I saw Antonio walking ahead of me with Pat, saw their shoulders and the back of their necks, grown thin in the grip of the disease; I knew how much they wanted to live, and I could have murdered Roth at that moment without turning a hair, if Pat might thereby have been made well again. The train pulled out.
Roth was waving his hat.
Those left behind called after him all kinds of things, laughing.
One girl ran tottering a short way after the train, calling in a cracked, thin voice:
"Au revoir! Au revoir!" Then she came back and burst into tears.

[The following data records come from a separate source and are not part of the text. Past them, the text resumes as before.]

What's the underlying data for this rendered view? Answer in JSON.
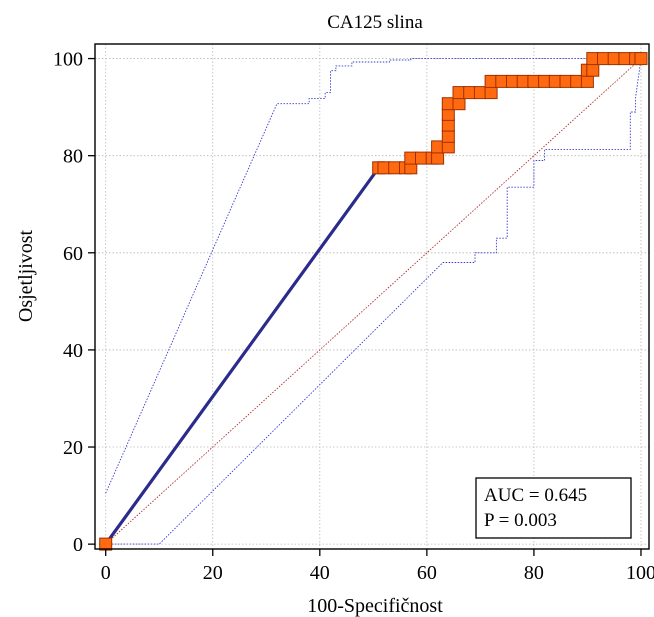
{
  "chart_data": {
    "type": "line",
    "title": "CA125 slina",
    "xlabel": "100-Specifičnost",
    "ylabel": "Osjetljivost",
    "xlim": [
      -2,
      101.5
    ],
    "ylim": [
      -1,
      103
    ],
    "xticks": [
      0,
      20,
      40,
      60,
      80,
      100
    ],
    "yticks": [
      0,
      20,
      40,
      60,
      80,
      100
    ],
    "grid": true,
    "colors": {
      "roc": "#2b2b8c",
      "ci": "#3a3ad0",
      "diagonal": "#b03030",
      "marker_fill": "#ff6a10",
      "marker_stroke": "#a03000",
      "grid": "#b8b8b8"
    },
    "series": [
      {
        "kind": "roc",
        "points": [
          [
            0,
            0
          ],
          [
            51,
            77.5
          ],
          [
            52,
            77.5
          ],
          [
            54,
            77.5
          ],
          [
            56,
            77.5
          ],
          [
            57,
            77.5
          ],
          [
            57,
            79.5
          ],
          [
            59,
            79.5
          ],
          [
            61,
            79.5
          ],
          [
            62,
            79.5
          ],
          [
            62,
            81.8
          ],
          [
            64,
            81.8
          ],
          [
            64,
            84
          ],
          [
            64,
            86.3
          ],
          [
            64,
            88.5
          ],
          [
            64,
            90.7
          ],
          [
            66,
            90.7
          ],
          [
            66,
            93
          ],
          [
            68,
            93
          ],
          [
            70,
            93
          ],
          [
            72,
            93
          ],
          [
            72,
            95.3
          ],
          [
            74,
            95.3
          ],
          [
            76,
            95.3
          ],
          [
            78,
            95.3
          ],
          [
            80,
            95.3
          ],
          [
            82,
            95.3
          ],
          [
            84,
            95.3
          ],
          [
            86,
            95.3
          ],
          [
            88,
            95.3
          ],
          [
            90,
            95.3
          ],
          [
            90,
            97.6
          ],
          [
            91,
            97.6
          ],
          [
            91,
            100
          ],
          [
            93,
            100
          ],
          [
            95,
            100
          ],
          [
            97,
            100
          ],
          [
            99,
            100
          ],
          [
            100,
            100
          ]
        ]
      },
      {
        "kind": "ci_upper",
        "points": [
          [
            0,
            10.5
          ],
          [
            32,
            90.7
          ],
          [
            38,
            90.7
          ],
          [
            38,
            91.8
          ],
          [
            40,
            91.8
          ],
          [
            41,
            91.8
          ],
          [
            41,
            93
          ],
          [
            42,
            93
          ],
          [
            42,
            97.5
          ],
          [
            43,
            97.5
          ],
          [
            43,
            98.5
          ],
          [
            46,
            98.5
          ],
          [
            46,
            99.3
          ],
          [
            53,
            99.3
          ],
          [
            53,
            99.7
          ],
          [
            57,
            99.7
          ],
          [
            57,
            100
          ],
          [
            100,
            100
          ]
        ]
      },
      {
        "kind": "ci_lower",
        "points": [
          [
            0,
            0
          ],
          [
            10,
            0
          ],
          [
            63,
            58
          ],
          [
            69,
            58
          ],
          [
            69,
            60
          ],
          [
            73,
            60
          ],
          [
            73,
            63
          ],
          [
            75,
            63
          ],
          [
            75,
            73.5
          ],
          [
            80,
            73.5
          ],
          [
            80,
            79
          ],
          [
            82,
            79
          ],
          [
            82,
            81.3
          ],
          [
            89,
            81.3
          ],
          [
            89,
            81.3
          ],
          [
            98,
            81.3
          ],
          [
            98,
            89
          ],
          [
            99,
            89
          ],
          [
            99,
            92
          ],
          [
            100,
            100
          ]
        ]
      },
      {
        "kind": "diagonal",
        "points": [
          [
            0,
            0
          ],
          [
            100,
            100
          ]
        ]
      }
    ],
    "annotation": {
      "auc": "AUC = 0.645",
      "p": "P = 0.003"
    }
  }
}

The others made wry faces.
"Hello!" called Antonio. "Anyone crying on the station must pay a forfeit.
An old sanatorium rule.
A forfeit to the funds for the next party."
With a large gesture he held out his hand.
The others were laughing again.
Even the girl, the tears still trickling down her poor pinched face, smiied and took a shabby purse from her coat pocket.
It made me miserable.
These faces around—it wasn't a laugh at all, it was a convulsive, tortured jollity—not smiles but grimaces;
"Come on," said I to Pat taking her firmly by the arm.
We walked in silence down the village street.